I know there are restrictions but some times the kids are asked to work very long and late hours.
7. Polly Earnest*
It has been my experience that students who are failing benefit from support and being held accountable. One of the ways to better understand the student and his/her needs is to have a team meeting which includes teachers, parents, the student plus support personnel from the school....including the school nurse, counselor and administrator. Student failure in a class is very often connected to depression. The depression may be the initial contributing factor which prevents the student from being able to focus and complete classwork...or it may be the end result of failing a class for whatever reason.
The group meeting with the student can address exactly why the student feels he/she is failing. It might be that extra tutoring or other classroom accommodations can give enough support to boost the student's self confidence to succeed. It might be that just knowing all the people around the table are there for support at any time will help. It might be that the student proclaims not to care enough to do any work; that's when the counselor can take the cue to gently ask the parent about the consideration of counseling. Depression is a major diagnosis for teens.
Learning and success is about trust and self-esteem.
In conversation Polly suggested weekly MDT’s (Multi-Disciplinary Team Meetings for IEP kids or kids who were failing – their teachers, nurse, admin and others) -BQ
8. Tad Thompson
Bev, Kym,
One of my psychology kids did their recent experiment assignment on if his grades and attention in class would improve if he did not have his cell phone. He had his parents take his cell phone away for a week and hd documented his attention in class, grades on assignments and over grades. He reported that he completed more work, paid more attention in class, and understood what was covered in class far more without his cell phone. He was very happy about his grade improvement and attributed it to not being distracted by his phone. However, upon the completion of the week he took the cell phone back and openly said that he would rather have his phone with him than get better grades.

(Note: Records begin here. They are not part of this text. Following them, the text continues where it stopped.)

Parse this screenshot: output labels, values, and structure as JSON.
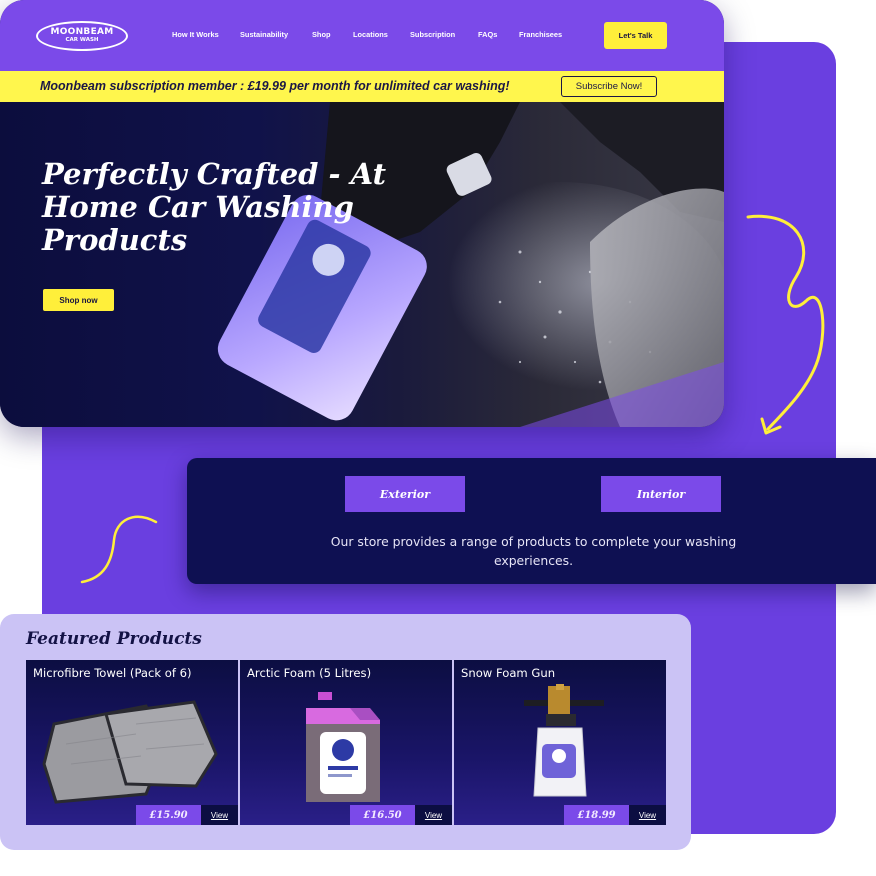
{
  "header": {
    "logo_line1": "MOONBEAM",
    "logo_line2": "CAR WASH",
    "nav": [
      "How It Works",
      "Sustainability",
      "Shop",
      "Locations",
      "Subscription",
      "FAQs",
      "Franchisees"
    ],
    "cta_label": "Let's Talk"
  },
  "promo": {
    "text": "Moonbeam subscription member : £19.99 per month for unlimited car washing!",
    "button_label": "Subscribe Now!"
  },
  "hero": {
    "title_lines": [
      "Perfectly Crafted - At",
      "Home Car Washing",
      "Products"
    ],
    "button_label": "Shop now"
  },
  "categories": {
    "exterior_label": "Exterior",
    "interior_label": "Interior",
    "description": "Our store provides a range of products to complete your washing experiences."
  },
  "featured": {
    "title": "Featured Products",
    "products": [
      {
        "name": "Microfibre Towel (Pack of 6)",
        "price": "£15.90",
        "link": "View"
      },
      {
        "name": "Arctic Foam (5 Litres)",
        "price": "£16.50",
        "link": "View"
      },
      {
        "name": "Snow Foam Gun",
        "price": "£18.99",
        "link": "View"
      }
    ]
  },
  "colors": {
    "purple": "#7b4ae9",
    "frame_purple": "#6a3fe0",
    "navy": "#0e1052",
    "yellow": "#fff64d",
    "lavender": "#cbc3f5"
  },
  "icons": [
    "squiggle-arrow-icon",
    "squiggle-icon"
  ]
}
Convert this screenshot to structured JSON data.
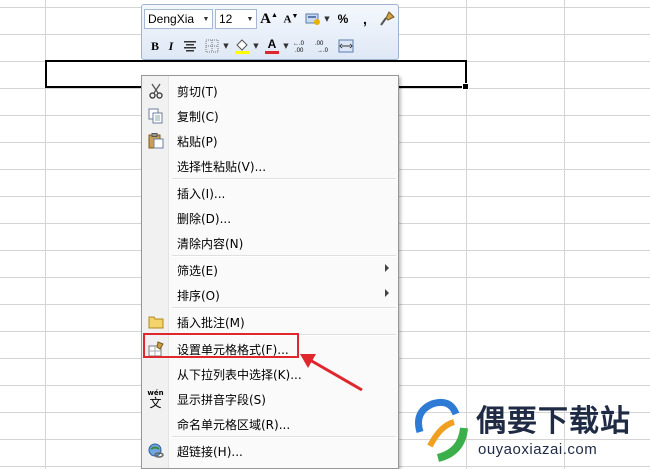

I have to suspect that their have been studies on the influence of cell phones, music players, etc on the attention of students in class. Have those been explored by the group looking into this? It seems to me that the affluent area we teach in gives rise to opportunity for students to have more of these distractions.
One more thought, what was the percentage of F's per grade level at each of the schools? The numbers are not as important as the percentage. Of course we will have more when we have 200 more students per grade level.
Kym, could we get a spreadsheet that matched the number of F's to the number of times absent in class. I have students failing CWP and most have missed over 15 days already this semester. Many of the F's have missed over 40% of class. It seems that this could be a major player in the numbers of F's.